What makes a good report? ›An effective report presents and analyses facts and evidence that are relevant to the specific problem or issue of the report brief. All sources used should be acknowledged and referenced throughout, in accordance with the preferred method of your department. For further information see: Avoiding Plagiarism.
What three things are necessary to have successful data visualization? ›- It understands the audience. ...
- It sets up a clear framework. ...
- It tells a story.
Data Visualization Guide
Form follows function. Focus on how your audience needs to use the data, and let that determine the presentation style. Provide the necessary context for data to be interpreted and acted upon appropriately. Keep it simple.

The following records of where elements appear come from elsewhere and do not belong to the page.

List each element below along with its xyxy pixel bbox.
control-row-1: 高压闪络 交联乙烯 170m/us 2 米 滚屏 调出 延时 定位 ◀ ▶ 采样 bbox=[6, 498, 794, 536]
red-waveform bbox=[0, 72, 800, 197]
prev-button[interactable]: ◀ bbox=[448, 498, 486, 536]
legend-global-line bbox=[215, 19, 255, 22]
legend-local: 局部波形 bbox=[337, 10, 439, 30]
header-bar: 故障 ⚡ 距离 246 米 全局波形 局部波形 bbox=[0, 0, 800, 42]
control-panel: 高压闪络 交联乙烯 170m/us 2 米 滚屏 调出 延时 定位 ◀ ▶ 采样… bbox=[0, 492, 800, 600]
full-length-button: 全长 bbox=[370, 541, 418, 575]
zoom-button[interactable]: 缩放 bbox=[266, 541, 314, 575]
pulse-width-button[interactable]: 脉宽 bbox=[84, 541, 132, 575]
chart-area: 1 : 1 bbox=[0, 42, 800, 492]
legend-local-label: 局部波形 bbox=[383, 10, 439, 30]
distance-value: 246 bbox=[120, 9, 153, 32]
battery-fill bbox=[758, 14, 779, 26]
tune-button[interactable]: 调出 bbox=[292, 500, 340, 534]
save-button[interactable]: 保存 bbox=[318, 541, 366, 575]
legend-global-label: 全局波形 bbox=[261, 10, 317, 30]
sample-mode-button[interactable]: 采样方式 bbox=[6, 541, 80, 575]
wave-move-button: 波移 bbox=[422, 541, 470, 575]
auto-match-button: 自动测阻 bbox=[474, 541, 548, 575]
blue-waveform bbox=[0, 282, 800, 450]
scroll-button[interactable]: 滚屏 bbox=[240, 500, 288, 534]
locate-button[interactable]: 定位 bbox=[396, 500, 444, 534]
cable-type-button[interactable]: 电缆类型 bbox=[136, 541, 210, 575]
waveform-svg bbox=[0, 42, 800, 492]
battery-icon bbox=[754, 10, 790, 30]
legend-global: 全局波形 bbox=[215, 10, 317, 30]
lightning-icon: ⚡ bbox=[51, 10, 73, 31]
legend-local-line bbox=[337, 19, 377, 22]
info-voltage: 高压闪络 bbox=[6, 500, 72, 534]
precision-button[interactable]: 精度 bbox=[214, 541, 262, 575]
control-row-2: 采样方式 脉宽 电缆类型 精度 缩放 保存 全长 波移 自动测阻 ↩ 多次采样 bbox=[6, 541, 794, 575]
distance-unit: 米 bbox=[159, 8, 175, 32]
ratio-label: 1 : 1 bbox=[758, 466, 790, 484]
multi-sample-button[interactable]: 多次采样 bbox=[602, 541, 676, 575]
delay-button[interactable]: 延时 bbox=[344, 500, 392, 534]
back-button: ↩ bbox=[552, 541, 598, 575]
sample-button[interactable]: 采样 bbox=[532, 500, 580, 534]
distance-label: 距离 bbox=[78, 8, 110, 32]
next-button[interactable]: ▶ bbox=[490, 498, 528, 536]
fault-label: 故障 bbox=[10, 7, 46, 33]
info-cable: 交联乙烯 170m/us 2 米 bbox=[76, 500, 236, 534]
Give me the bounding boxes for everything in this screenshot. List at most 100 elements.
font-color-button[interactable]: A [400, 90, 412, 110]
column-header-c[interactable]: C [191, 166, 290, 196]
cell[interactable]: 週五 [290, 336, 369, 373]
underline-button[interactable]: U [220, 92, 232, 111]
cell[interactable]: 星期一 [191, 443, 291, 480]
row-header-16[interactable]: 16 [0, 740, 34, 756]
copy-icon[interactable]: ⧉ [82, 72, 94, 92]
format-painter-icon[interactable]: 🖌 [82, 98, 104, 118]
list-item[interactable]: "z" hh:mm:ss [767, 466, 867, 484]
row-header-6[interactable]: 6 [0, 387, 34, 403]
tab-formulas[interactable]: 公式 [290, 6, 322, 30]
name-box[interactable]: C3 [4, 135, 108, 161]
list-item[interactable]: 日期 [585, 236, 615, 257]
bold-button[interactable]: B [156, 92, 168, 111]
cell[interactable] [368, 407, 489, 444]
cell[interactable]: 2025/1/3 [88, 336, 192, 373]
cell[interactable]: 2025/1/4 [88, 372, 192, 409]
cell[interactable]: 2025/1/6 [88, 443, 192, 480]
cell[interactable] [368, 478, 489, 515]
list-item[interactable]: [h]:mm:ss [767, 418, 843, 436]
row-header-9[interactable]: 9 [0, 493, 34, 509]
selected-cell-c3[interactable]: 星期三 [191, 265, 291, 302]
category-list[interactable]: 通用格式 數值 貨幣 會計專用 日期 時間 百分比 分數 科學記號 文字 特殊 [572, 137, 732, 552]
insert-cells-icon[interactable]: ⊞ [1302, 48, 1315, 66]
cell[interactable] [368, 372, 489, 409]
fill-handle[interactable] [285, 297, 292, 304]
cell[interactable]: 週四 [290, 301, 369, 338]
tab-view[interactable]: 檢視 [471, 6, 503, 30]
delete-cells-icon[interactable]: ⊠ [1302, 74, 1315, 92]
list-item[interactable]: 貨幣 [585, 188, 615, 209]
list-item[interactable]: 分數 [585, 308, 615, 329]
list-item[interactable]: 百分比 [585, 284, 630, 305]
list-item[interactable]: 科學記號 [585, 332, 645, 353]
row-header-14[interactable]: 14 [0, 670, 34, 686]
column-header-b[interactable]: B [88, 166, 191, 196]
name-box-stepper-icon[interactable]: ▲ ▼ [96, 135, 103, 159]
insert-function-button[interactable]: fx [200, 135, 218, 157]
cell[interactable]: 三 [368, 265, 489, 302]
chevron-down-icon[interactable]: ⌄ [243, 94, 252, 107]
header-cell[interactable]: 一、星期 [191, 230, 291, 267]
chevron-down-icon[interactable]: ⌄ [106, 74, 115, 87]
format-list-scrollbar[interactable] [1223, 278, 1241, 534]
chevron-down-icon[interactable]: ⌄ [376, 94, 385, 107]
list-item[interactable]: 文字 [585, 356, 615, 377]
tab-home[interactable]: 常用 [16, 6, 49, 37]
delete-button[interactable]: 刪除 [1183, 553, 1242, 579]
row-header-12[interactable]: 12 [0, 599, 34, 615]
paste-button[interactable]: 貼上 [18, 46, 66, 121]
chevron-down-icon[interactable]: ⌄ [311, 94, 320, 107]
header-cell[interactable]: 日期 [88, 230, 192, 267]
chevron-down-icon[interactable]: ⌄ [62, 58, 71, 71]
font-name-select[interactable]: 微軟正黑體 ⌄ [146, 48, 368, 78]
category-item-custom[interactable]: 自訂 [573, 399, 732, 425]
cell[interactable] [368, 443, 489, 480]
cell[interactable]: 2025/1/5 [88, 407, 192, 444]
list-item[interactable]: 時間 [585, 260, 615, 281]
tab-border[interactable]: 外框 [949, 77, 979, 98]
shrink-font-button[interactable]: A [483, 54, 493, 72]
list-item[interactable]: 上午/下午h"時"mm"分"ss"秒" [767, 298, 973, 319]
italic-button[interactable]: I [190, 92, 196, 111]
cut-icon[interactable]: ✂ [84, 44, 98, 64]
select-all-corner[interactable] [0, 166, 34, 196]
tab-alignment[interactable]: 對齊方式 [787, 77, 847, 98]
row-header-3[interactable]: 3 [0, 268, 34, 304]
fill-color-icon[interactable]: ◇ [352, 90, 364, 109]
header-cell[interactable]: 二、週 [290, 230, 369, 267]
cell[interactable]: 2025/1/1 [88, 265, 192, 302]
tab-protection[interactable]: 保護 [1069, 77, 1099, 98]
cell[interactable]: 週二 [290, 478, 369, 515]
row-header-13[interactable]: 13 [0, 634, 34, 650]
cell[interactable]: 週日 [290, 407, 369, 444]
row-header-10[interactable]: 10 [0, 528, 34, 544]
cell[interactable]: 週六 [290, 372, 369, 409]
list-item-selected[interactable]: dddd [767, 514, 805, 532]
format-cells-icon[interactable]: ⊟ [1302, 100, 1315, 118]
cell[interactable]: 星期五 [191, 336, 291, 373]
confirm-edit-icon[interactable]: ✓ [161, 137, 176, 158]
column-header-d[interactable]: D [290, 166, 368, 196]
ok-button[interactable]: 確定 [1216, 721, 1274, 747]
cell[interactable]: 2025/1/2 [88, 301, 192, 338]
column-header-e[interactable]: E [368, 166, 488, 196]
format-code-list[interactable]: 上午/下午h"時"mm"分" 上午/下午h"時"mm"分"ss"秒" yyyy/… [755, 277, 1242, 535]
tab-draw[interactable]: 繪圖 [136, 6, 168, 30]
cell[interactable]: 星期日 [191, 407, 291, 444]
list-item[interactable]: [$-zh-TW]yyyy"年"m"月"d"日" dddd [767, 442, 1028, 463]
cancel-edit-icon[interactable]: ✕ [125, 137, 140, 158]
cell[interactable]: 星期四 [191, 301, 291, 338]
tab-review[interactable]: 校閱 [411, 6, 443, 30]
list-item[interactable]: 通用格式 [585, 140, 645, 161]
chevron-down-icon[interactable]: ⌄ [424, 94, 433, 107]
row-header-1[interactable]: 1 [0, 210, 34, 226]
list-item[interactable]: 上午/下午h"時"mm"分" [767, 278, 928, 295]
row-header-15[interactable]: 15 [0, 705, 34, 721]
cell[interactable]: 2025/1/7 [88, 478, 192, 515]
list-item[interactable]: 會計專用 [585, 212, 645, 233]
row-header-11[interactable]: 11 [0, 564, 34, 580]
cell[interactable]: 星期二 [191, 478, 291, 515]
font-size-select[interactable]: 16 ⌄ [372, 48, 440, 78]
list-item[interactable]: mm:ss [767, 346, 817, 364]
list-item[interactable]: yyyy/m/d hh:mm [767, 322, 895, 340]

- Microsoft Power BI: Best for Business Intelligence.
- Tableau: Best for Interactive Charts.
- Qlik Sense: Best for Artificial Intelligence.
- Klipfolio: Best for Custom Dashboards.
- Looker: Best for Visualization Options.
- Zoho Analytics: Best for Zoho Users.
- Domo: Best for Custom Apps.
- Step 1: Remove duplicate or irrelevant observations. Remove unwanted observations from your dataset, including duplicate observations or irrelevant observations. ...
- Step 2: Fix structural errors. ...
- Step 3: Filter unwanted outliers. ...
- Step 4: Handle missing data. ...
- Step 5: Validate and QA.
What is the best data visualization design? ›
The best data visualization tools include Google Charts, Tableau, Grafana, Chartist. js, FusionCharts, Datawrapper, Infogram, ChartBlocks, and D3. js. The best tools offer a variety of visualization styles, are easy to use, and can handle large data sets.
What is the salary of a data visualization analyst? ›Data Visualization Analyst salary in India ranges between ₹ 2.6 Lakhs to ₹ 17.0 Lakhs with an average annual salary of ₹ 6.0 Lakhs. Salary estimates are based on 65 latest salaries received from Data Visualization Analysts.
What are the two possible factors that will make a visualization successful? ›- Show connections within the data that are too complex to explain with words.
- Make it easier for the audience to quickly understand the information presented and consider the outcomes from that data.
Some of the key aspects of effective data visualization include determining the best visual, balancing the design, focusing on key areas, keeping the visuals simple, using patterns, comparing parameters, and creating interactivity.